И зачем ему автомобиль, чтоб он себе голову покалечил? Лучше ему на эти деньги в Кракове выучиться на скрипке. При таких похоронах, как в эту войну, у него всегда будет работа.

— И в Краков не поеду!

Илюньчик снова бросает преданный взгляд на Рахиль. Она понимает тайный смысл его возражений и довольно опускает глаза.

— Не хочешь в Краков, можно в Амстердам, к моему дяде Лейбу Гиршу, — великодушно соглашается отец и переводит лукавый взгляд на свою любимицу Цейтл. — А когда мы будем выдавать крошку Цейтл замуж, этот золотой ей тоже пригодится. Да, мое золотко?

— Да, — решительно подтверждает малышка Цейтл, — но я хочу его сейчас.

Отец снова нежно придерживает ее пухлую ручку.

— Сейчас нельзя, моя ненаглядная. Ведь половина принадлежит Илье и пойдет на его учение и на его свадьбу. Тебе придется подождать, пока вырастут проценты.

— Аарон до Швейцарии так и не доехал, — рассказывает бабушка Рахиль, моя голого Сёму в корытце. — Он полжизни не решался потратить этот золотой. Уже Илья вырос и стал красным офицером, уже Цейтл выучилась в Киеве на коммунистку, вышла замуж и родила детей, а Аарон все хранил свой золотой… Он был как все на нашей улице, этот Аарон. Рубашку отдаст соседу, но за грош удавится.

— А Исаак? Твой папа?

— Исаак читал Тору и упрямо приставал к Богу с неумным вопросом: почему сгорел дом, почему все время несчастья, если он живет по закону? — Бабушка Рахиль вздыхает. — Он-таки однажды припер Бога к стенке. И тот, видно, потерял терпение. — Бабушка Рахиль грустно качает головой. — Твой прадед так расстроился, что вскоре умер.

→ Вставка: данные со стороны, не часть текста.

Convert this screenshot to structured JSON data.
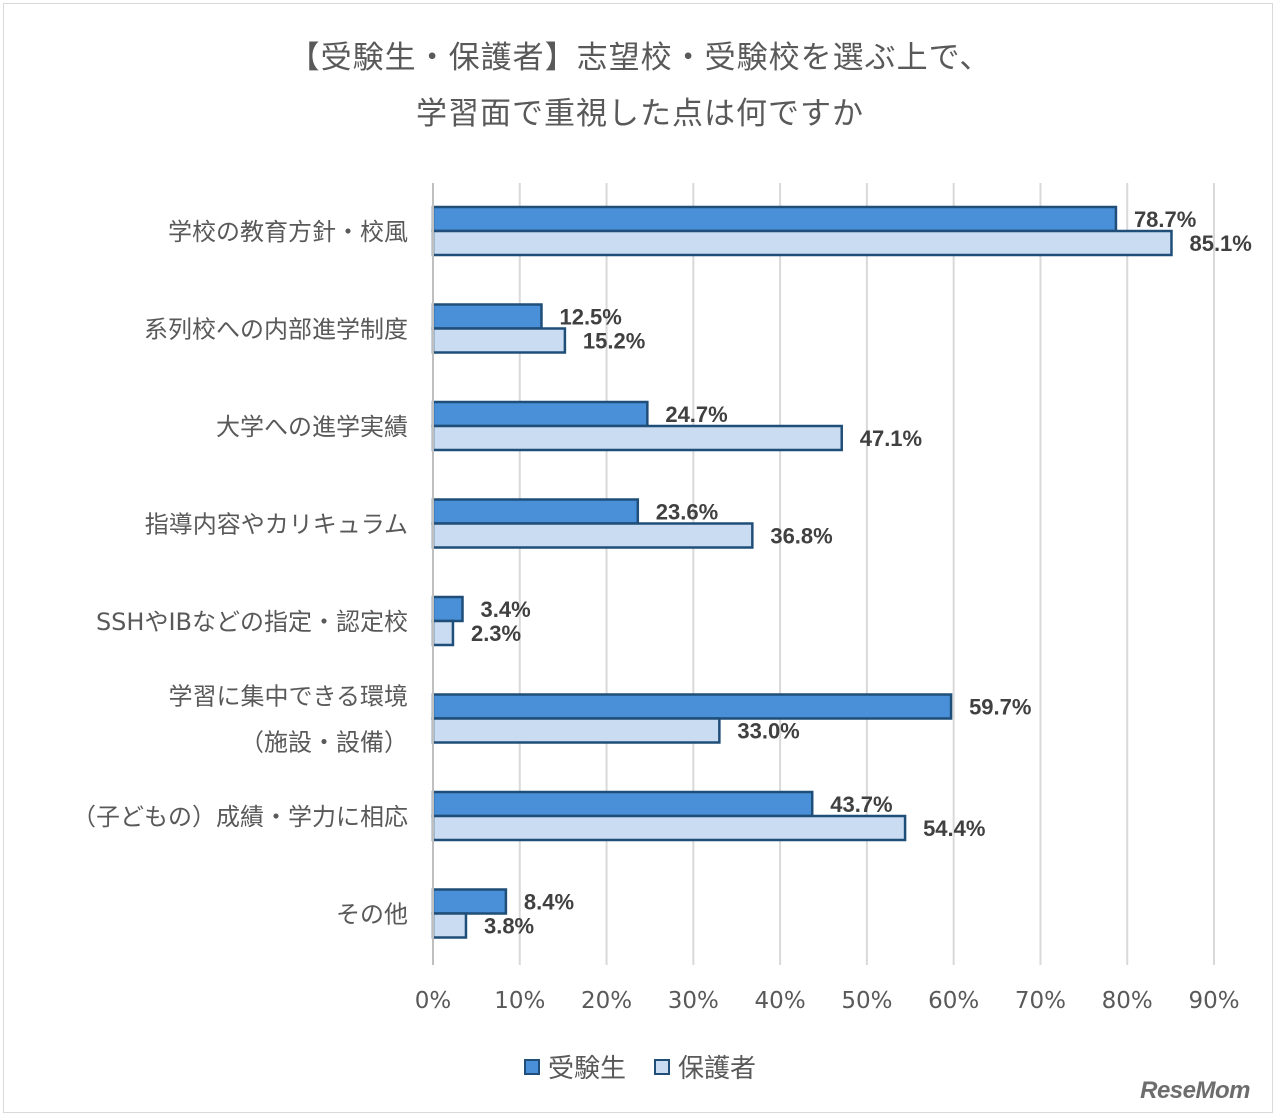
{
  "chart_data": {
    "type": "bar",
    "orientation": "horizontal",
    "title": "【受験生・保護者】志望校・受験校を選ぶ上で、",
    "subtitle": "学習面で重視した点は何ですか",
    "categories": [
      [
        "学校の教育方針・校風"
      ],
      [
        "系列校への内部進学制度"
      ],
      [
        "大学への進学実績"
      ],
      [
        "指導内容やカリキュラム"
      ],
      [
        "SSHやIBなどの指定・認定校"
      ],
      [
        "学習に集中できる環境",
        "（施設・設備）"
      ],
      [
        "（子どもの）成績・学力に相応"
      ],
      [
        "その他"
      ]
    ],
    "series": [
      {
        "name": "受験生",
        "color": "#4a90d9",
        "values": [
          78.7,
          12.5,
          24.7,
          23.6,
          3.4,
          59.7,
          43.7,
          8.4
        ],
        "labels": [
          "78.7%",
          "12.5%",
          "24.7%",
          "23.6%",
          "3.4%",
          "59.7%",
          "43.7%",
          "8.4%"
        ]
      },
      {
        "name": "保護者",
        "color": "#c9dcf1",
        "values": [
          85.1,
          15.2,
          47.1,
          36.8,
          2.3,
          33.0,
          54.4,
          3.8
        ],
        "labels": [
          "85.1%",
          "15.2%",
          "47.1%",
          "36.8%",
          "2.3%",
          "33.0%",
          "54.4%",
          "3.8%"
        ]
      }
    ],
    "xlim": [
      0,
      90
    ],
    "xticks": [
      0,
      10,
      20,
      30,
      40,
      50,
      60,
      70,
      80,
      90
    ],
    "xtick_labels": [
      "0%",
      "10%",
      "20%",
      "30%",
      "40%",
      "50%",
      "60%",
      "70%",
      "80%",
      "90%"
    ],
    "grid": "vertical",
    "legend_position": "bottom",
    "bar_border_color": "#1f4e79"
  },
  "watermark": "ReseMom"
}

…Все так же читает книгу Исаак. В темноте, под прилавком, притаилась маленькая Рахиль. Илья садится рядом, разжимает перед ней ладонь.

— Это тебе, Рохл.

На ладони жестяная синичка с отломанной ножкой.

— Я никуда не уеду, лучше застрелюсь, — преданно шепчет он и, взяв с пола, приставляет к виску стреляную гильзу.

— Зачем? — отнимая патрон, спрашивает Рахиль, но, похоже, она знает ответ.

— Чтоб ты поверила.

— Я и так верю.

Их пальцы встречаются на медной, чуть закопченной гильзе.

— Мы никогда, никогда не расстанемся, — шепчет он и, приставив гильзу к губе, неумело выдувает какую-то румынскую мелодию. Исаак скорбно читает молитву и вдруг, слабо дернувшись, застывает. И профиль его обращен в потолок, а слова молитвы его из неподвижных уст поднимаются вверх — мимо дырявого леса, мимо зайцев, жирафов, мельниц, мимо чердачных мышей… Слова уплывают сквозь крышу в черноту ночи, к далеким мерцающим звездам, туда, где…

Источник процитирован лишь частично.